Is this GC stuff, combined with FMI allocateMemory, the root cause of the problem?

comment:8 by Adeel Asghar, 10 years ago

Cc: Adrian Pop added

comment:9 by Willi Braun, 10 years ago

As far as I see adrpo has fixed that in r23750 und r23751.
rfranke can you conform that?

comment:10 by Rüdiger Franke, 10 years ago

Hmmm... upgraded to r23777. The behavior is the same as before: endless event loop after initialization from console; crash in gdb when allocating DATA* fmudata. The stack frame at the crash is:

0  in GC_find_limit_with_bound of /usr/lib/omc/libgc.so.1
1  in GC_init_linux_data_start of /usr/lib/omc/libgc.so.1
2  in GC_init of /usr/lib/omc/libgc.so.1
3  in GC_generic_malloc_inner of /usr/lib/omc/libgc.so.1
4  in GC_generic_malloc of /usr/lib/omc/libgc.so.1
5  in fmi2Instantiate of /usr/include/omc/c/fmi2/fmu2_model_interface.c:302
6  in mdlInitializeConditions of ../hxi/sfun_fmu.c:820

comment:11 by Willi Braun, 10 years ago

Now I fixed the endless event loop in r23803, somehow I was initially on a wrong trace, because of the segmentation faults, but actually it was simple logical issue.

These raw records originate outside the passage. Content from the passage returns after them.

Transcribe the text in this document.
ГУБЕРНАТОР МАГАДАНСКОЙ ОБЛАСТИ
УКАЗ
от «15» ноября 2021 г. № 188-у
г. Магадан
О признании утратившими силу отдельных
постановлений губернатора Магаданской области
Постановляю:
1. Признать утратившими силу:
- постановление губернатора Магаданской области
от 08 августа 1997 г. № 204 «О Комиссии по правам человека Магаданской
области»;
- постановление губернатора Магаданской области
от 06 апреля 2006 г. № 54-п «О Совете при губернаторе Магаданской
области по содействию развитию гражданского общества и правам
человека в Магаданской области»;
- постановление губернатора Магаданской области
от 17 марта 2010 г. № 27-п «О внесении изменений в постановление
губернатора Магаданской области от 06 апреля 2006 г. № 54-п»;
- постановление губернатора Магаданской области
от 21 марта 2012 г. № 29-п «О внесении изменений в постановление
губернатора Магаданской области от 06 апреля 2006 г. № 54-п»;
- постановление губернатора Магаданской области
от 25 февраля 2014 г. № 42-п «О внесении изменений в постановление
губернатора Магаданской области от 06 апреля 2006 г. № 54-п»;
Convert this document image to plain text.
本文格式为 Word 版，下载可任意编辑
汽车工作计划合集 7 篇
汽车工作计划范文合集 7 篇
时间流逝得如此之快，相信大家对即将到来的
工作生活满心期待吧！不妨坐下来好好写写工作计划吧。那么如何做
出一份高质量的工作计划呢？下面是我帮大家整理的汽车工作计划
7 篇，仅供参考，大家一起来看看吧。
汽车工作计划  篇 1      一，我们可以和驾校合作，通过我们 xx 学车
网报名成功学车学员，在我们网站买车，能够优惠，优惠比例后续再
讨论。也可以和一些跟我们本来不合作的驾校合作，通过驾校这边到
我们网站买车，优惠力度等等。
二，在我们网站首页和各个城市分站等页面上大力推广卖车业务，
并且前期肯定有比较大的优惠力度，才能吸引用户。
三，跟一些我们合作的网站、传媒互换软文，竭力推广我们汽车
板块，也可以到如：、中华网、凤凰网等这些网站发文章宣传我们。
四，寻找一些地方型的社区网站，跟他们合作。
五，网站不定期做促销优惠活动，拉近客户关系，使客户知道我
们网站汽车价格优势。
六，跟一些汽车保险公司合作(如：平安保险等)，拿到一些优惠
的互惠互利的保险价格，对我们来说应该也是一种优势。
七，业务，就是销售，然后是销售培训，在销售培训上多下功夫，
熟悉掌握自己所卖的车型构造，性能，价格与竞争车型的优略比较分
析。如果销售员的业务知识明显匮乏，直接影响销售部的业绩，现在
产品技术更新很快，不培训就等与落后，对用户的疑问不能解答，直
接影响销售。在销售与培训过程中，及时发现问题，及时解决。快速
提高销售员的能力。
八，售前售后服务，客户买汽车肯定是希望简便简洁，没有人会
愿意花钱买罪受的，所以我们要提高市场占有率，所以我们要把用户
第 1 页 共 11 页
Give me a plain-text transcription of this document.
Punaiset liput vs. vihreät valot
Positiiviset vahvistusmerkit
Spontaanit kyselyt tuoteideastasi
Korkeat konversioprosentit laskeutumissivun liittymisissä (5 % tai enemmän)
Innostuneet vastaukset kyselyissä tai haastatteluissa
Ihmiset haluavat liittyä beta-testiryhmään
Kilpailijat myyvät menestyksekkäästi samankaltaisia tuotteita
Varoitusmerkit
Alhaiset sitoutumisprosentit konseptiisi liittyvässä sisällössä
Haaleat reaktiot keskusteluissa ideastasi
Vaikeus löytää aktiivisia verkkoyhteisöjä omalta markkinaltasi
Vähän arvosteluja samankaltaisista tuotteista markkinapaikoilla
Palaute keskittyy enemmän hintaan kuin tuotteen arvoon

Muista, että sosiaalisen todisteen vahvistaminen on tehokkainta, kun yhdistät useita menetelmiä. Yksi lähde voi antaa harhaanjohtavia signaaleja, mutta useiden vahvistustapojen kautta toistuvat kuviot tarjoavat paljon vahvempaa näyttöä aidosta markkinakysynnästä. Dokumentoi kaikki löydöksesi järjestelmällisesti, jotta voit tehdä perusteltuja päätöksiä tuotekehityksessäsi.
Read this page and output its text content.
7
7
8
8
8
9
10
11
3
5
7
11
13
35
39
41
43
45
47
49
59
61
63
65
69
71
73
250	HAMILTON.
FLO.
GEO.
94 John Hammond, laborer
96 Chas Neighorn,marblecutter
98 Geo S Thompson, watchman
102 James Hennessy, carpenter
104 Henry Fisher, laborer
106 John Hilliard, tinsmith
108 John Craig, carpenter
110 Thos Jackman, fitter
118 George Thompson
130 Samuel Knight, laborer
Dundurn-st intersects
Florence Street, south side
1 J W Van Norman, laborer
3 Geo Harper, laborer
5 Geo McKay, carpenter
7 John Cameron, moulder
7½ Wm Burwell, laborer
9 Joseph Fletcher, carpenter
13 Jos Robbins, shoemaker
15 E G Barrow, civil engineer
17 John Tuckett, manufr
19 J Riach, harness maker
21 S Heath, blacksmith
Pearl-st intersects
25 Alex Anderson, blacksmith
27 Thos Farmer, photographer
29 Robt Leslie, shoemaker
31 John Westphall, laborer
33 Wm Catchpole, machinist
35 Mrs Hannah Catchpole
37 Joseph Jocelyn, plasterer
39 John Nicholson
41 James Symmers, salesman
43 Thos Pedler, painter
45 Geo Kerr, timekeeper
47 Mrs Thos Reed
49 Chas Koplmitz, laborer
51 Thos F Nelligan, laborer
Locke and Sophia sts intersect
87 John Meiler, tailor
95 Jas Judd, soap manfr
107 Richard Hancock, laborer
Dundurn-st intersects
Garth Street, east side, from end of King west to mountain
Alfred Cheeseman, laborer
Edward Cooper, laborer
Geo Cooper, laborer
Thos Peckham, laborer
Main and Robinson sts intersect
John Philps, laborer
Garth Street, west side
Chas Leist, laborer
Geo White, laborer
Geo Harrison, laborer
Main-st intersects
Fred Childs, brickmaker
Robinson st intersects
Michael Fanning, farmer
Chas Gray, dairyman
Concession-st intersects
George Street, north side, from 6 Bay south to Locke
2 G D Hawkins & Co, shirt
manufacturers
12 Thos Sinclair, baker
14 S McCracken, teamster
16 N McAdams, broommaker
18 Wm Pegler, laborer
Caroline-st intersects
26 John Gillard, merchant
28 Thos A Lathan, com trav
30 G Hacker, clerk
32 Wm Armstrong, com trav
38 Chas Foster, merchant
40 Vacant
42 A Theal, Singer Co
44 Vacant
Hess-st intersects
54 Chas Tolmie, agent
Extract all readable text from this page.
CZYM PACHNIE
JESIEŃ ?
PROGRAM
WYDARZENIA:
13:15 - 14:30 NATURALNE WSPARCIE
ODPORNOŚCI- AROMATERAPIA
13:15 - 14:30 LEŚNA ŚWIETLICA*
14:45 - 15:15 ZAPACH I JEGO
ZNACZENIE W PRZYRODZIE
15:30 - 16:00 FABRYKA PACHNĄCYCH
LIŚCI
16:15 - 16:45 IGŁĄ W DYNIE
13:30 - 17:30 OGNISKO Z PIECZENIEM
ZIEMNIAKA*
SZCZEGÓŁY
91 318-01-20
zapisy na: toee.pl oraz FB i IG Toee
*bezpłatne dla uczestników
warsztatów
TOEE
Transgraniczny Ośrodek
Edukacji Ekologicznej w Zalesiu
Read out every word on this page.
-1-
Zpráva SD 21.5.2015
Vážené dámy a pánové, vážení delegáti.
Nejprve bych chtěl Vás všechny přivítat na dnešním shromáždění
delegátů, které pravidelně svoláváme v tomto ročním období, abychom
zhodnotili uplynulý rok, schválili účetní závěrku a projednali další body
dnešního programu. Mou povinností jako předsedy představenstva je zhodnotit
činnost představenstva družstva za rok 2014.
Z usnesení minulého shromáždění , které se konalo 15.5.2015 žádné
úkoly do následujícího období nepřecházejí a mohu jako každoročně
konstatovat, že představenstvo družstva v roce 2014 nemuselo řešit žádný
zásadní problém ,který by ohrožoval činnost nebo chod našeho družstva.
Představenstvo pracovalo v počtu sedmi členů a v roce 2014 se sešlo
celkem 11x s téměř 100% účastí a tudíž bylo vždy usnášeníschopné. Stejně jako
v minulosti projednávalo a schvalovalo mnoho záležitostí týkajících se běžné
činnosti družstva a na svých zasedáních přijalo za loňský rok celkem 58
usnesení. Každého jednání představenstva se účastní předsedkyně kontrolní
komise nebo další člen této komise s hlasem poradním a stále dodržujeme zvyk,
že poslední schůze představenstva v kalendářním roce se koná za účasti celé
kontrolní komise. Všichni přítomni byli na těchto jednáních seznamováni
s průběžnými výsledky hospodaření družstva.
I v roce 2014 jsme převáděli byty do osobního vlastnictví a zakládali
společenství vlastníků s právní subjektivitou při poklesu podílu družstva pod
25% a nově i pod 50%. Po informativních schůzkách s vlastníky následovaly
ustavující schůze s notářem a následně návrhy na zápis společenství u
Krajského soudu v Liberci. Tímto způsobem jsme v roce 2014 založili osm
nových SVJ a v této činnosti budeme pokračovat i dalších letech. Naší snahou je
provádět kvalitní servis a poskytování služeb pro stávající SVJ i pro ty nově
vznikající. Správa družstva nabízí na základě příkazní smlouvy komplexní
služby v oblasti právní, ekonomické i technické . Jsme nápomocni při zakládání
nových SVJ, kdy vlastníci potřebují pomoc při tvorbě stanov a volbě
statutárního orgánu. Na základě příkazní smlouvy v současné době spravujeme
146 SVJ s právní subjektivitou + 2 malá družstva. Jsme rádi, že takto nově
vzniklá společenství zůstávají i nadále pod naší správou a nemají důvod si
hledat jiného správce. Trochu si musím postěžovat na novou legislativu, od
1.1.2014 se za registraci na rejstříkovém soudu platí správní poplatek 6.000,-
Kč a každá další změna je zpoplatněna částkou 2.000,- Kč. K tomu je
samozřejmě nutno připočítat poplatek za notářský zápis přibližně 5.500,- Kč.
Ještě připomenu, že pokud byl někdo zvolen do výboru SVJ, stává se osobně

comment:12 by Rüdiger Franke, 10 years ago

Not only the endless loop, but also the corrupted calling stack disappeared in r23815. Thanks!
Applying your fix in the older r23777, both problems disappeared as well!?

Can it be that my SIGSEGV in gdb as soon as someone calls GC_generic_malloc is an unrelated problem?

comment:13 by Willi Braun, 10 years ago

Resolution: fixed
Status: acceptedclosed

My guess is the endless loop produces an assert in the call of M_fmi2NewDiscreteStates, this cause that some memory was freed and this cause the corrupted call stack. Something like that happened here.

Note: See TracTickets for help on using tickets.